There are certain medications used to treat patients with gout. Two of these urate-lowering therapies are febuxostat and allopurinol. However, questions have been raised about febuxostat, specifically its cardiovascular safety when used long-term.
The European Medicines Agency considered these concerns worth investigating and chose to recommend a post-licensing study to address the potential issues with the therapy. To do so, a study was conducted to assess and compare the cardiovascular safety of both febuxostat and allopurinol.
The study included 6128 patients from Denmark, Sweden, and the UK enrolled from December 2011 to January 2018. Patients had to have gout, be 60 or more years old, have another cardiovascular risk factor (at least one), and be receiving allopurinol. Patients were excluded if they had suffered from myocardial infarction or stroke within the last six months or if they had a severe renal impairment or severe congestive heart failure.
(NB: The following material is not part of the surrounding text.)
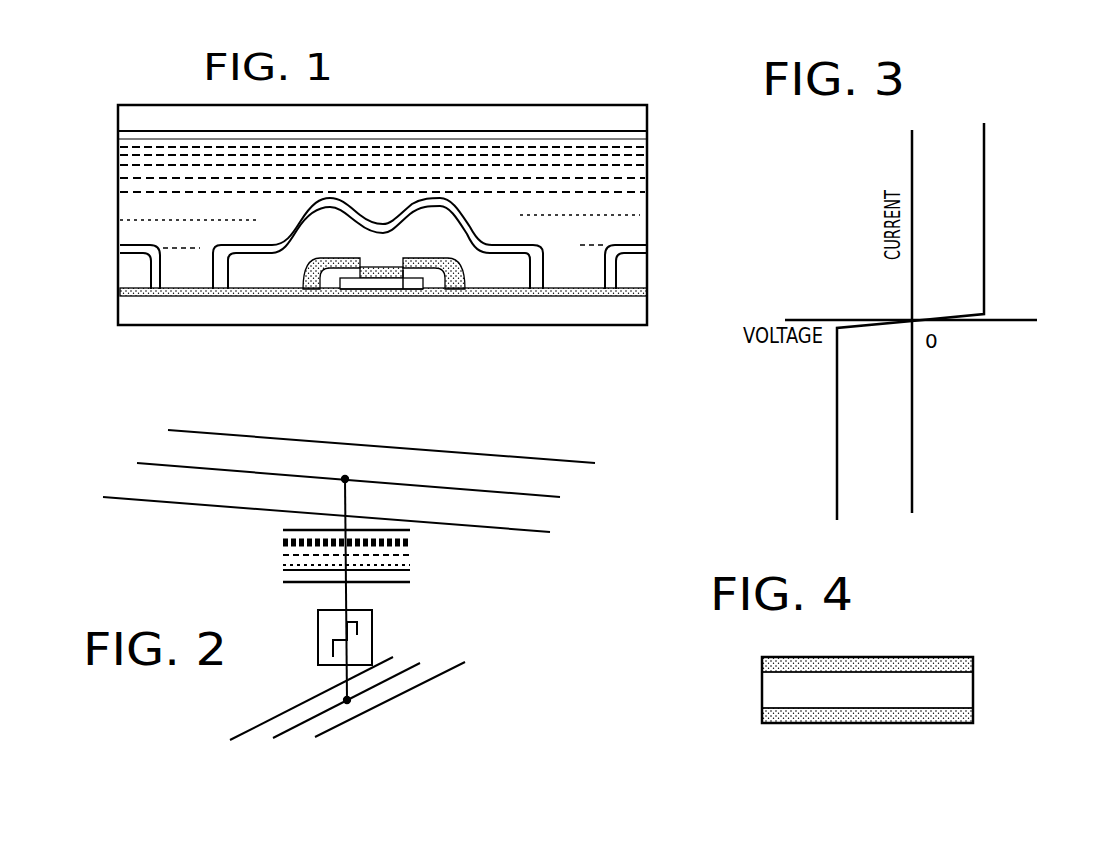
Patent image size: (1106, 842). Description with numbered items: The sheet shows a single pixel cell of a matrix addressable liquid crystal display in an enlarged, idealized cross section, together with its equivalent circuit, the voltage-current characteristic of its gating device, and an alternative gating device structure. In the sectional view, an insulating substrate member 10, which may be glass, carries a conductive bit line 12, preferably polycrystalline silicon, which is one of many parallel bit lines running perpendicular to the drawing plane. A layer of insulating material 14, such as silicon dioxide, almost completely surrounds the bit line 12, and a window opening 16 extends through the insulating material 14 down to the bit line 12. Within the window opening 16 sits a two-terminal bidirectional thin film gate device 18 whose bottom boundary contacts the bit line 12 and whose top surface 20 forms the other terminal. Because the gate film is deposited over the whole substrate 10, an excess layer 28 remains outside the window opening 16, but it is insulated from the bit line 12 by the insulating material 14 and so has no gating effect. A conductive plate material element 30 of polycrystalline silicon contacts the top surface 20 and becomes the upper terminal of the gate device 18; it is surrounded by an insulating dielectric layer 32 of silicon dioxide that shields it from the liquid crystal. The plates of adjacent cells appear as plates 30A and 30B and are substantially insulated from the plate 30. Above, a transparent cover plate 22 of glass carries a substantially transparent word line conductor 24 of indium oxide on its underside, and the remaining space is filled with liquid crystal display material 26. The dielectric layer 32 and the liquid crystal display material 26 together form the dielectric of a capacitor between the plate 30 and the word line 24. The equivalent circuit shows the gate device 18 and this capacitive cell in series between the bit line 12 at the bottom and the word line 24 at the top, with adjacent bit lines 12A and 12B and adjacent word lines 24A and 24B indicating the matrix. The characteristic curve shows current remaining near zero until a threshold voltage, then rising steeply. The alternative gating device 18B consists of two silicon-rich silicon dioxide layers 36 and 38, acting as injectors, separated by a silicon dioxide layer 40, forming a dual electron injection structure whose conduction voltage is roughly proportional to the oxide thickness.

Patients were given allopurinol in a dosage designed to achieve a set serum urate concentration level before being randomly assigned to either continue using allopurinol or begin using febuxostat.
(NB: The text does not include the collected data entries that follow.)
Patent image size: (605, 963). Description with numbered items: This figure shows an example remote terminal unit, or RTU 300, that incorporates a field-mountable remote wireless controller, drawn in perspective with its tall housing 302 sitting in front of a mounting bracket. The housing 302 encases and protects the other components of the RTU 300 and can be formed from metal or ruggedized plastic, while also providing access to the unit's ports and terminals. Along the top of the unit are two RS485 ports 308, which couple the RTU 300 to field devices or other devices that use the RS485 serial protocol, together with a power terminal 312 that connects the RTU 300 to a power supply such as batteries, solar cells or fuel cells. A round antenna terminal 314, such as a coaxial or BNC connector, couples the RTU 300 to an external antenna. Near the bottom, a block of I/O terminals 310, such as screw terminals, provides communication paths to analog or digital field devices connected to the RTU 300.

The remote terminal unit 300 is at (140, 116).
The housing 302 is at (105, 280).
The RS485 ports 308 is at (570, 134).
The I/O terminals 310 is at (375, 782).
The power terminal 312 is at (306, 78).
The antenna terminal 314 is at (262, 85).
A composite of certain events was used as the primary outcome. These events included cardiovascular death, non-fatal stroke, and biomarker-positive acute coronary syndrome or non-fatal myocardial infarction.
Some patients withdrew from follow-up and were therefore not included in the results of the study. This included 169 patients from the febuxostat group and 169 patients from the allopurinol group.
Of the 3063 patients assigned to the febuxostat group, 222 died (7.2%). This was slightly lower than the allopurinol group, which saw 263 patients out of 3065 die (8.6%). This trend held true when evaluating adverse events, with 1,720 in the febuxostat group experiencing at least one serious adverse event compared to 1,812 in the allopurinol group (57.3% versus 59.4%, respectively).
Therapy was stopped in 973 febuxostat patients and 503 allopurinol patients (32.4% and 16.5%, respectively).
This study proved to be good news for gout patients, as febuxostat appears to be a suitable alternative to allopurinol therapy. The data suggests that it is just as safe—if not safer—in regard to the measured cardiovascular endpoint. It also shows that, when compared to allopurinol, there is no correlation between long-term febuxostat use and increased risk of death or serious adverse events.